Canada’s longest election campaign in history is (finally) in its final days. And if you’ve followed any of the campaigns or debates that have taken place, chances are, you’ve heard a lot about the middle class. I sure have. In the beginning of August, National Post writers had already heard so much about the middle class that the Post’s Full Briefing newsletter “Debate Night Drinking Game” suggested viewers of the Maclean’s debate “take a drink when any leader mentions the words ’middle class.’”
While I’m glad that Canadian politicians, and particularly the Liberal and New Democratic parties, are focused on moving benefits from the wealthiest people in Canada to people of more moderate means, I find this heavy focus on the middle class to be a challenge when it comes to casting my ballot.
Because I am not one of those who struggles with middle class issues. I am Canada’s hidden poverty problem. I am the working poor.
In my entire adult life, I have never seen the right side of the LICO ? the Low Income Cut Off, which Statistics Canada defines as the threshold “below which a family will likely devote a larger share of its income on the necessities of food, shelter and clothing than the average family.” That’s a complicated way of saying that those of us below the LICO spend the vast majority, if not all, of our money on things that are necessary, and have little, if any, left for things that are extra.

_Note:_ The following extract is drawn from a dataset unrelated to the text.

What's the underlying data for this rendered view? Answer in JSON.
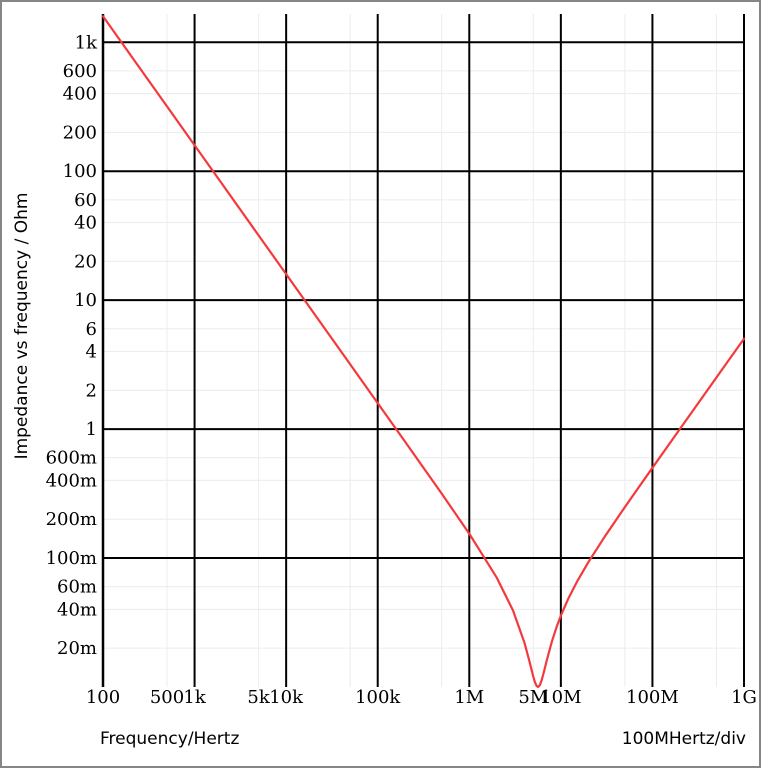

Over the past ten years, I’ve worked incredibly hard as full-time parent, first while trapped in an abusive relationship, and subsequently, while on my own. I have worked hard to be able to finish my post-secondary credentials. I’ve worked hard at my full-time employment, which I’ve been lucky has been fairly flexible around my children’s schedules. And I’ve worked hard as a volunteer for social services organizations that aim to make my corner of the world a better place.
But despite all of my hard work, I am no further ahead now than I was ten years ago, except in terms of education and experience. My financial situation is worse, because the small raises I’ve achieved at work do not come near balancing out the tens of thousands of dollars of student loan debt I’ve incurred. Believing that hard work and a good education will secure your future is, in my experience, about as reasonable as believing that eating an apple a day will prevent you from necessitating the services of a physician in perpetuity.

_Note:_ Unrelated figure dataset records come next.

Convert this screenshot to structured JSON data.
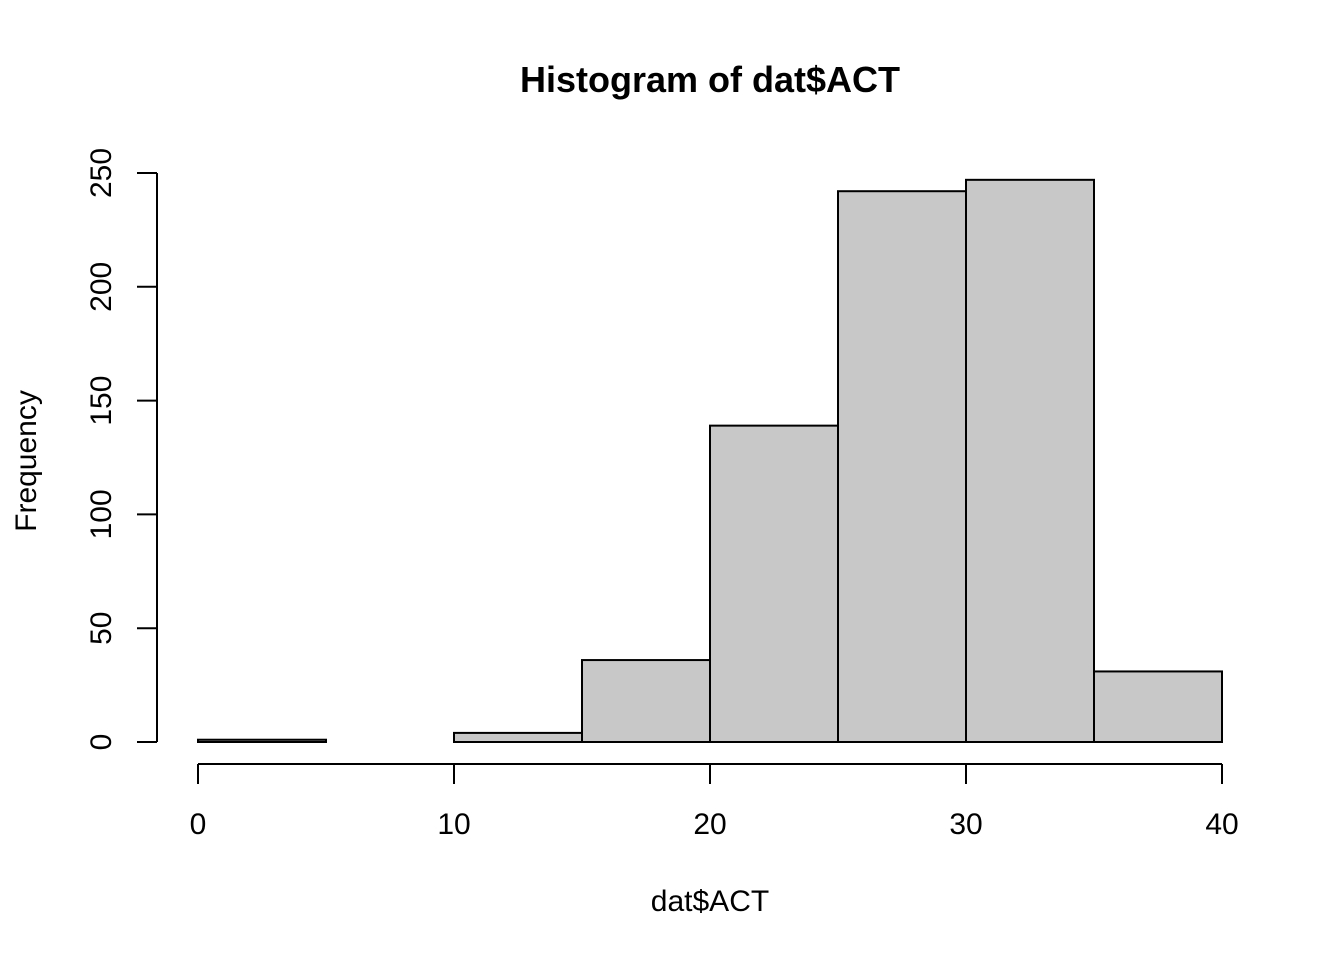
{
  "chart_data": {
    "type": "bar",
    "title": "Histogram of dat$ACT",
    "xlabel": "dat$ACT",
    "ylabel": "Frequency",
    "bins": [
      {
        "start": 0,
        "end": 5,
        "count": 1
      },
      {
        "start": 5,
        "end": 10,
        "count": 0
      },
      {
        "start": 10,
        "end": 15,
        "count": 4
      },
      {
        "start": 15,
        "end": 20,
        "count": 36
      },
      {
        "start": 20,
        "end": 25,
        "count": 139
      },
      {
        "start": 25,
        "end": 30,
        "count": 242
      },
      {
        "start": 30,
        "end": 35,
        "count": 247
      },
      {
        "start": 35,
        "end": 40,
        "count": 31
      }
    ],
    "xlim": [
      0,
      40
    ],
    "ylim": [
      0,
      250
    ],
    "x_ticks": [
      0,
      10,
      20,
      30,
      40
    ],
    "y_ticks": [
      0,
      50,
      100,
      150,
      200,
      250
    ],
    "grid": false,
    "colors": {
      "bar_fill": "#c8c8c8",
      "bar_stroke": "#000000"
    }
  }
}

So as I go to the ballot-box this coming Monday, I’m faced with a number of candidates who all say they want to make life more fair for Canadians. At the same time, however, the parties these candidates belong to are all focusing on solving the problems of people whose income level I can only hope to one day attain.
I believe that to build a better Canada, our government needs to be committed to the best interests of all Canadians. Whichever party forms government after October 19th needs to remember that it is not only the middle class that they serve ? but also those of us whose hope and hard work has not yet enabled us to cross the poverty line.